The rhetoric by protestors to associate their actions with the freedom and democracy movements in the Middle East cannot mask the truth.They are more synonymous with the protests in Athens after the implications of going broke ceased the provision of certain entitlements. It is a path which Wisconsin and the rest of the country will take if deficits continue to spiral out of control. The protests in Wisconsin and around the country will no doubt include calls by liberals for ‘taxing the rich’ to solve a fiscal crisis. The response to that, why should government be given more of other peoples’ earned money when government have proven in many cases inept in using it in the interest of taxpayers? Government has been more apt to spend taxpayers money on political motives compared to the taxpayers themselves who are more likely to spend it on economic investments and progress. In addition, encouraging the culture of ‘taxing the rich’ mantra only seeks to absolve the personal responsibility and accountability required to handle real problems.
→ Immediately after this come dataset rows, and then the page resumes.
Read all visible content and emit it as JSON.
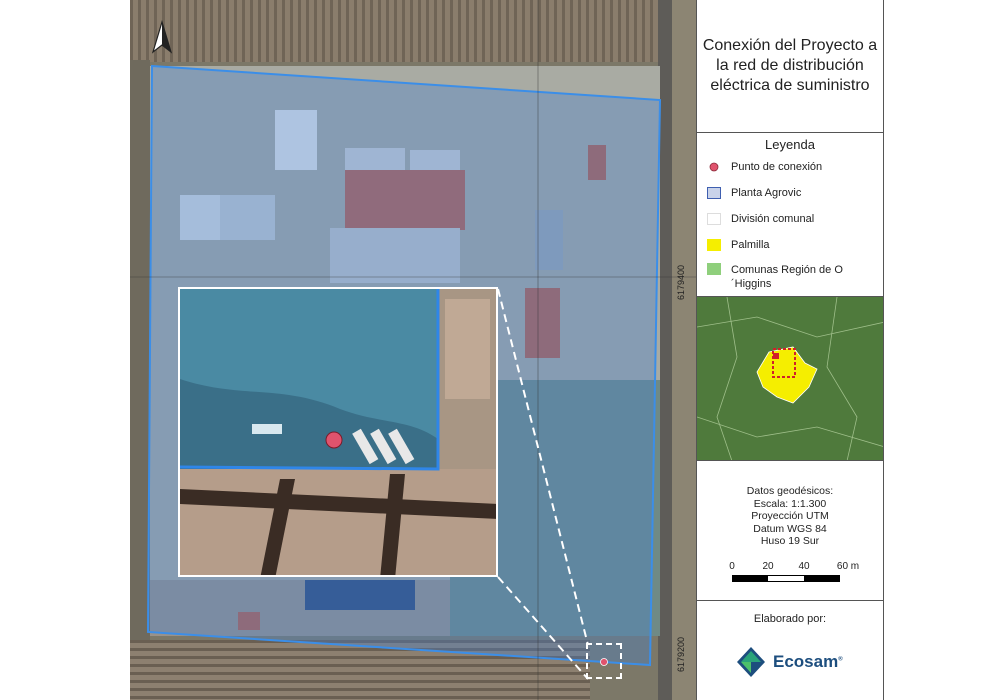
{
  "title": "Conexión del Proyecto a la red de distribución eléctrica de suministro",
  "legend": {
    "title": "Leyenda",
    "items": [
      {
        "label": "Punto de conexión",
        "symbol": "point",
        "color": "#e0536d"
      },
      {
        "label": "Planta Agrovic",
        "symbol": "polygon",
        "color": "#c9d3ea",
        "stroke": "#3f5fb0"
      },
      {
        "label": "División comunal",
        "symbol": "polygon",
        "color": "#ffffff",
        "stroke": "#dddddd"
      },
      {
        "label": "Palmilla",
        "symbol": "polygon",
        "color": "#f5ee00",
        "stroke": "#f5ee00"
      },
      {
        "label": "Comunas Región de O´Higgins",
        "symbol": "polygon",
        "color": "#8fcf7c",
        "stroke": "#8fcf7c"
      }
    ]
  },
  "map": {
    "grid_labels": {
      "north_1": "6179400",
      "north_2": "6179200"
    }
  },
  "datos": {
    "title": "Datos geodésicos:",
    "escala": "Escala: 1:1.300",
    "proyeccion": "Proyección UTM",
    "datum": "Datum WGS 84",
    "huso": "Huso 19 Sur"
  },
  "scale": {
    "labels": [
      "0",
      "20",
      "40",
      "60 m"
    ],
    "unit_values": [
      0,
      20,
      40,
      60
    ]
  },
  "credits": {
    "label": "Elaborado por:",
    "company": "Ecosam"
  },
  "colors": {
    "plant_fill": "rgba(70,130,210,0.35)",
    "plant_border": "#3b8ee8",
    "connection_point": "#e0536d",
    "palmilla": "#f5ee00"
  }
}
Governor Walker and other leaders around the country realize this and that is why it is important they succeed in real reforms.
Some liberals will defend union support of Democrats and criticize Republicans who get large support from corporations, but so does President Obama and other Democrats who at times are the largest recipients of such donations. In addition, corporate donations are their own money, not other peoples' money. Most liberals did not have a problem when President Obama supported billions of dollars in U.S loans to an offshore drilling company partly owned by key liberal billionaire contributor George Soros - to drill off the coast of Brazil. While at the same time many Americans will lose their jobs and our capacity to drill for our own oil because of the his administration’s moratorium against drilling.
As we head into the 2012 election cycle there will be no doubt that the outcome of budget battles taking place in Wisconsin and other states around the country between governors and unions will be apart of the debate. It will reveal those who show real leadership in solving issues, and are capable of getting budgets under control. Taxpayers know they have been taken for granted for far too long and will ultimately decide who is on their side or who will be destructive to their fiscal or economic future. Just as the founders intended, whenever any form of government becomes destructive of these ends, the people will have the right to alter or to abolish it, and to institute new government.